Decorated figures such as Aidan O’Mahony, Marc Ó Sé, and Colm Cooper have departed from the Kerry set-up, but Kerry have coped adequately so far. “I think we have dealt with it well,” Young says.
“I think a lot of players got a lot of experience in the last two years. So it wasn't as if it just happened overnight where we were looking over our shoulder at what is next. Eamonn Fitzmaurice brought players in and got game time for them players.
“I think anybody who has stepped in has very good experience already. He has used players early in the year during the League and Championship.
"It has become such a squad game now. In the past, maybe five years plus, it would have been very difficult when players of that calibre would have left the panel because you would have been highly relying on the first 15.
“Now it is such a panel effort, a lot more players have that experience so it is a lot easier to transition into the first team. So I think that has been dealt with well. So far it has worked out. There is plenty to play for in the summer so we won't take anything for granted.”
In the Munster Final triumph over Cork, Kerry introduced Stephen O’Brien, Johnny Buckley, Young, Jack Barry, Barry John Keane, Darran O’Sullivan and Jonathan Lyne as substitutes. That was a clear sign of Kerry’s considerable resources.

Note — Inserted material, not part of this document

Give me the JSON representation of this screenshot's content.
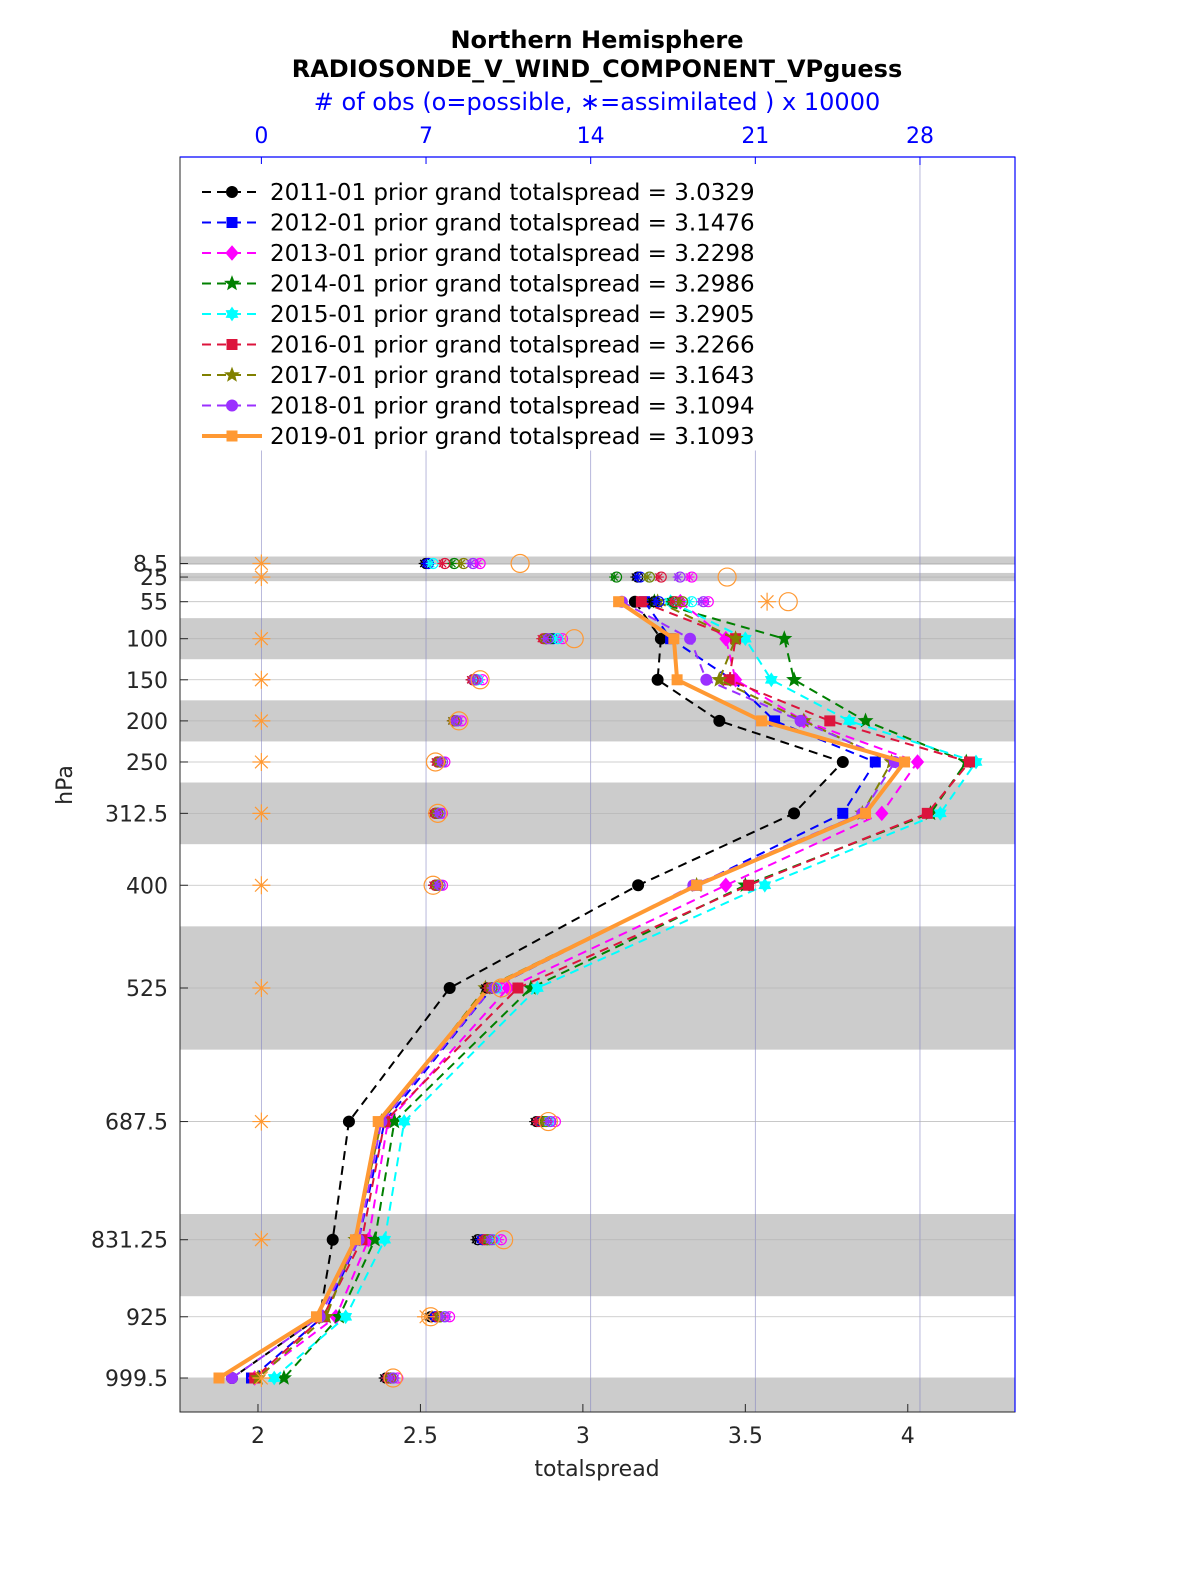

“It is fair to say, yeah,” Young answers when asked about the depth of the Kerry panel. “Even myself, a lot of players understand the squad effort, in what is involved, how the training can really develop you as the year goes on. It can be so competitive inside in your own games.
“It is quite good, it is a lot about the fellas that come on. Their input into a game has a massive factor and bearing on a result aswell. From that point of view there is a lot to focus on regardless if you are on the bench or the starting XV. There is a lot to focus on and responsibility on yourself to perform no matter what.” That is what Young continues to do.